数日前、その女性は、弱った足を少し引きずるように、わが家を訪ねて下さった。
27年前、兄弟4人でまとめた被爆体験記を携えて。
長崎の原爆にあったとき、小学校の4年生、9歳だったという。
三菱兵器の本館で被爆したお父さんは、苦しみながら1週間後に亡くなり、大火傷で全身が膨れ上がっていたお姉さんも、その1週間後に20歳の若さで亡くなった。
それからお母さんの故郷、福岡に転居し、戦後を生き抜いた家族の歴史が、70ページの文集に手書きで綴られていた。
被爆当時、長崎中学1年生だったお兄さんが福岡市の梅林中学校で教師をなさっていたとき、自らの家族の被爆体験を平和教育に役立てようと、生き残った姉、弟、妹に声をかけ、1992年に編集、300部印刷なさったという。
きのこ雲の下の原爆投下直後の様子は、あまりにむごたらしく悲惨。
この地獄絵のような状況下で、9歳の少女と13歳の兄がけなげに生きる姿に胸を打たれた。

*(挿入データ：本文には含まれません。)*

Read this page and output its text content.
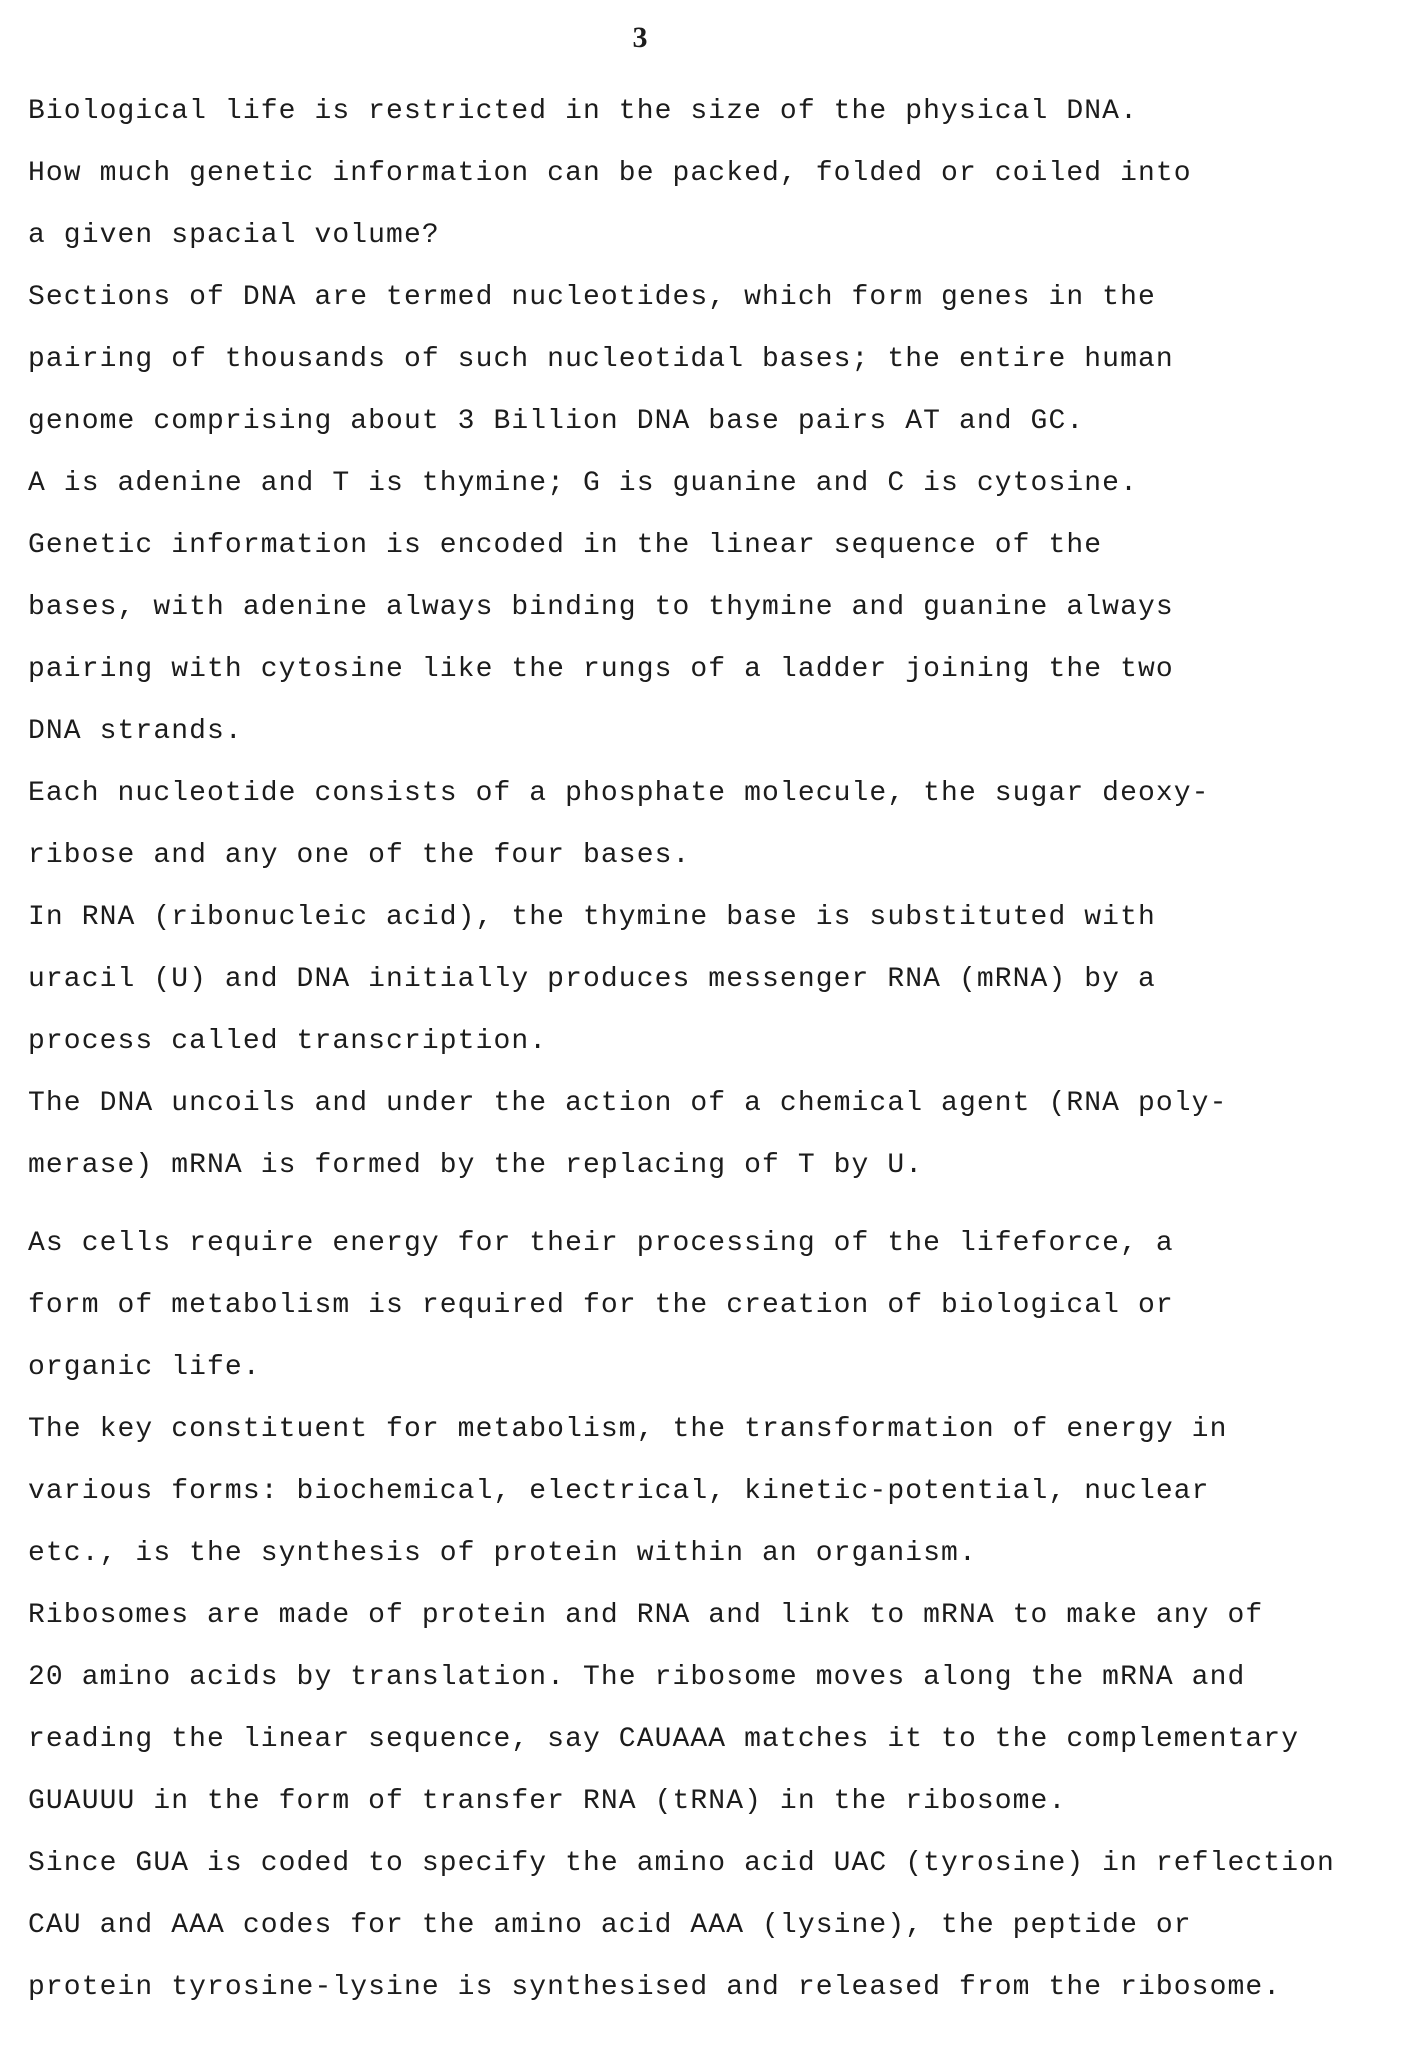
3

Biological life is restricted in the size of the physical DNA.

How much genetic information can be packed, folded or coiled into

a given spacial volume?

Sections of DNA are termed nucleotides, which form genes in the

pairing of thousands of such nucleotidal bases; the entire human

genome comprising about 3 Billion DNA base pairs AT and GC.

A is adenine and T is thymine; G is guanine and C is cytosine.

Genetic information is encoded in the linear sequence of the

bases, with adenine always binding to thymine and guanine always

pairing with cytosine like the rungs of a ladder joining the two

DNA strands.

Each nucleotide consists of a phosphate molecule, the sugar deoxy-

ribose and any one of the four bases.

In RNA (ribonucleic acid), the thymine base is substituted with

uracil (U) and DNA initially produces messenger RNA (mRNA) by a

process called transcription.

The DNA uncoils and under the action of a chemical agent (RNA poly-

merase) mRNA is formed by the replacing of T by U.

As cells require energy for their processing of the lifeforce, a

form of metabolism is required for the creation of biological or

organic life.

The key constituent for metabolism, the transformation of energy in

various forms: biochemical, electrical, kinetic-potential, nuclear

etc., is the synthesis of protein within an organism.

Ribosomes are made of protein and RNA and link to mRNA to make any of

20 amino acids by translation. The ribosome moves along the mRNA and

reading the linear sequence, say CAUAAA matches it to the complementary

GUAUUU in the form of transfer RNA (tRNA) in the ribosome.

Since GUA is coded to specify the amino acid UAC (tyrosine) in reflection

CAU and AAA codes for the amino acid AAA (lysine), the peptide or

protein tyrosine-lysine is synthesised and released from the ribosome.
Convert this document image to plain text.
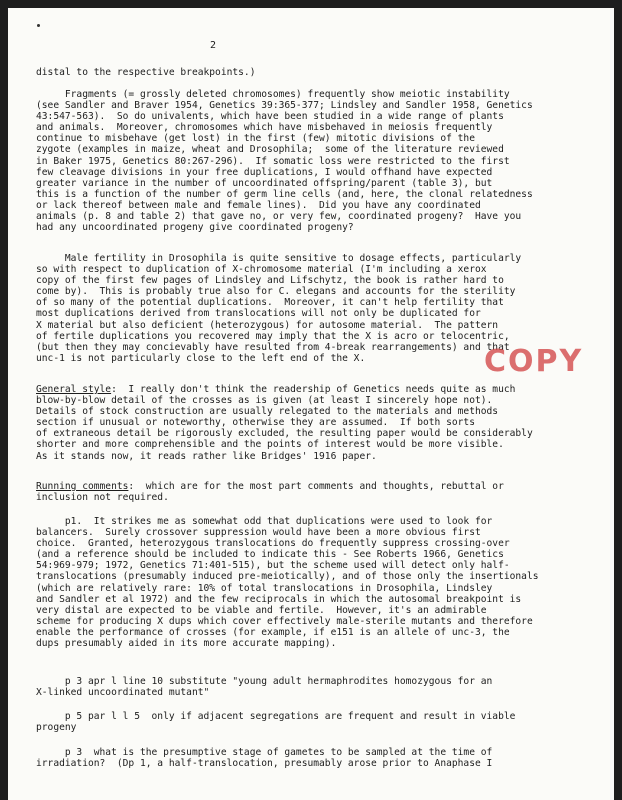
2
distal to the respective breakpoints.)
Fragments (= grossly deleted chromosomes) frequently show meiotic instability
(see Sandler and Braver 1954, Genetics 39:365-377; Lindsley and Sandler 1958, Genetics
43:547-563).  So do univalents, which have been studied in a wide range of plants
and animals.  Moreover, chromosomes which have misbehaved in meiosis frequently
continue to misbehave (get lost) in the first (few) mitotic divisions of the
zygote (examples in maize, wheat and Drosophila;  some of the literature reviewed
in Baker 1975, Genetics 80:267-296).  If somatic loss were restricted to the first
few cleavage divisions in your free duplications, I would offhand have expected
greater variance in the number of uncoordinated offspring/parent (table 3), but
this is a function of the number of germ line cells (and, here, the clonal relatedness
or lack thereof between male and female lines).  Did you have any coordinated
animals (p. 8 and table 2) that gave no, or very few, coordinated progeny?  Have you
had any uncoordinated progeny give coordinated progeny?
Male fertility in Drosophila is quite sensitive to dosage effects, particularly
so with respect to duplication of X-chromosome material (I'm including a xerox
copy of the first few pages of Lindsley and Lifschytz, the book is rather hard to
come by).  This is probably true also for C. elegans and accounts for the sterility
of so many of the potential duplications.  Moreover, it can't help fertility that
most duplications derived from translocations will not only be duplicated for
X material but also deficient (heterozygous) for autosome material.  The pattern
of fertile duplications you recovered may imply that the X is acro or telocentric,
(but then they may concievably have resulted from 4-break rearrangements) and that
unc-1 is not particularly close to the left end of the X.
General style:  I really don't think the readership of Genetics needs quite as much
blow-by-blow detail of the crosses as is given (at least I sincerely hope not).
Details of stock construction are usually relegated to the materials and methods
section if unusual or noteworthy, otherwise they are assumed.  If both sorts
of extraneous detail be rigorously excluded, the resulting paper would be considerably
shorter and more comprehensible and the points of interest would be more visible.
As it stands now, it reads rather like Bridges' 1916 paper.
Running comments:  which are for the most part comments and thoughts, rebuttal or
inclusion not required.
p1.  It strikes me as somewhat odd that duplications were used to look for
balancers.  Surely crossover suppression would have been a more obvious first
choice.  Granted, heterozygous translocations do frequently suppress crossing-over
(and a reference should be included to indicate this - See Roberts 1966, Genetics
54:969-979; 1972, Genetics 71:401-515), but the scheme used will detect only half-
translocations (presumably induced pre-meiotically), and of those only the insertionals
(which are relatively rare: 10% of total translocations in Drosophila, Lindsley
and Sandler et al 1972) and the few reciprocals in which the autosomal breakpoint is
very distal are expected to be viable and fertile.  However, it's an admirable
scheme for producing X dups which cover effectively male-sterile mutants and therefore
enable the performance of crosses (for example, if e151 is an allele of unc-3, the
dups presumably aided in its more accurate mapping).
p 3 apr l line 10 substitute "young adult hermaphrodites homozygous for an
X-linked uncoordinated mutant"
p 5 par l l 5  only if adjacent segregations are frequent and result in viable
progeny
p 3  what is the presumptive stage of gametes to be sampled at the time of
irradiation?  (Dp 1, a half-translocation, presumably arose prior to Anaphase I
COPY
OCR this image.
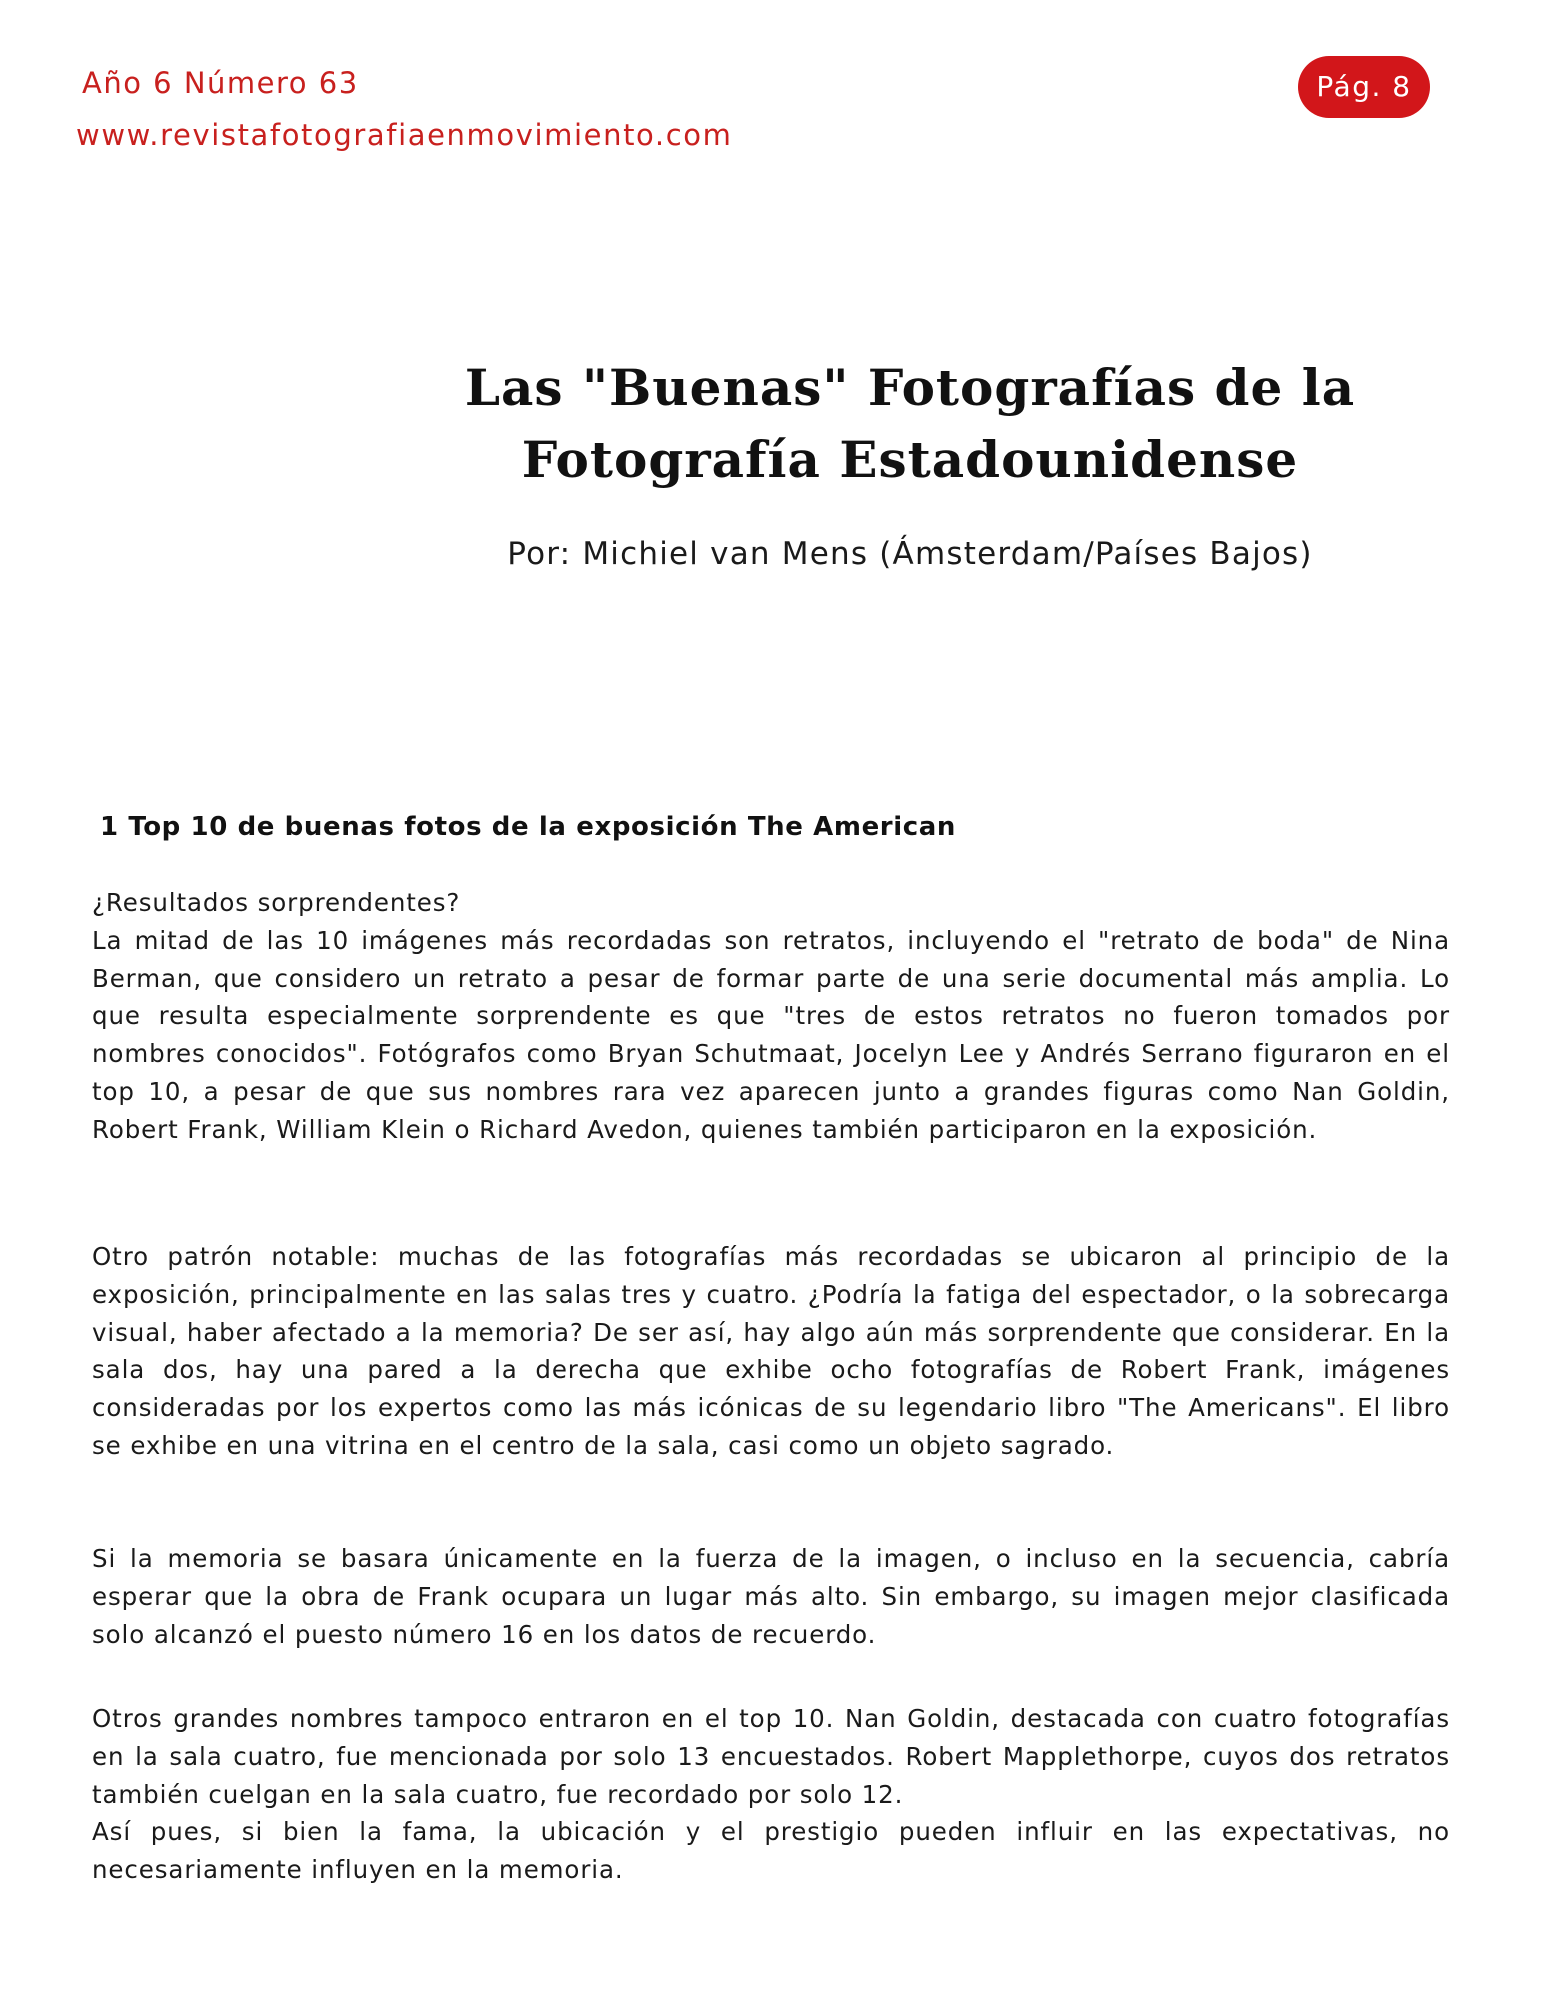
Año 6 Número 63
www.revistafotografiaenmovimiento.com
Pág. 8
Las "Buenas" Fotografías de la
Fotografía Estadounidense
Por: Michiel van Mens (Ámsterdam/Países Bajos)
1 Top 10 de buenas fotos de la exposición The American

¿Resultados sorprendentes?

La mitad de las 10 imágenes más recordadas son retratos, incluyendo el "retrato de boda" de Nina Berman, que considero un retrato a pesar de formar parte de una serie documental más amplia. Lo que resulta especialmente sorprendente es que "tres de estos retratos no fueron tomados por nombres conocidos". Fotógrafos como Bryan Schutmaat, Jocelyn Lee y Andrés Serrano figuraron en el top 10, a pesar de que sus nombres rara vez aparecen junto a grandes figuras como Nan Goldin, Robert Frank, William Klein o Richard Avedon, quienes también participaron en la exposición.

Otro patrón notable: muchas de las fotografías más recordadas se ubicaron al principio de la exposición, principalmente en las salas tres y cuatro. ¿Podría la fatiga del espectador, o la sobrecarga visual, haber afectado a la memoria? De ser así, hay algo aún más sorprendente que considerar. En la sala dos, hay una pared a la derecha que exhibe ocho fotografías de Robert Frank, imágenes consideradas por los expertos como las más icónicas de su legendario libro "The Americans". El libro se exhibe en una vitrina en el centro de la sala, casi como un objeto sagrado.

Si la memoria se basara únicamente en la fuerza de la imagen, o incluso en la secuencia, cabría esperar que la obra de Frank ocupara un lugar más alto. Sin embargo, su imagen mejor clasificada solo alcanzó el puesto número 16 en los datos de recuerdo.

Otros grandes nombres tampoco entraron en el top 10. Nan Goldin, destacada con cuatro fotografías en la sala cuatro, fue mencionada por solo 13 encuestados. Robert Mapplethorpe, cuyos dos retratos también cuelgan en la sala cuatro, fue recordado por solo 12.

Así pues, si bien la fama, la ubicación y el prestigio pueden influir en las expectativas, no necesariamente influyen en la memoria.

家族のありふれた日常、極限の状況下でも人間らしく生きようとする姿。
貴重な貴重な、決して埋もれさせてはならない手書きの体験記だ。
昨日、電話すると、女性は穏やかな声で、すでに10人の兄弟姉妹の中で生きているのは私だけですとおっしゃった。
そしてあの日、
木の葉のように焼かれた無数の人々を、子ども達を忘れないで。
核戦争は絶対にしてはならないと言いたかったのだと思う。
そのためにこの手記を役立ててほしいと。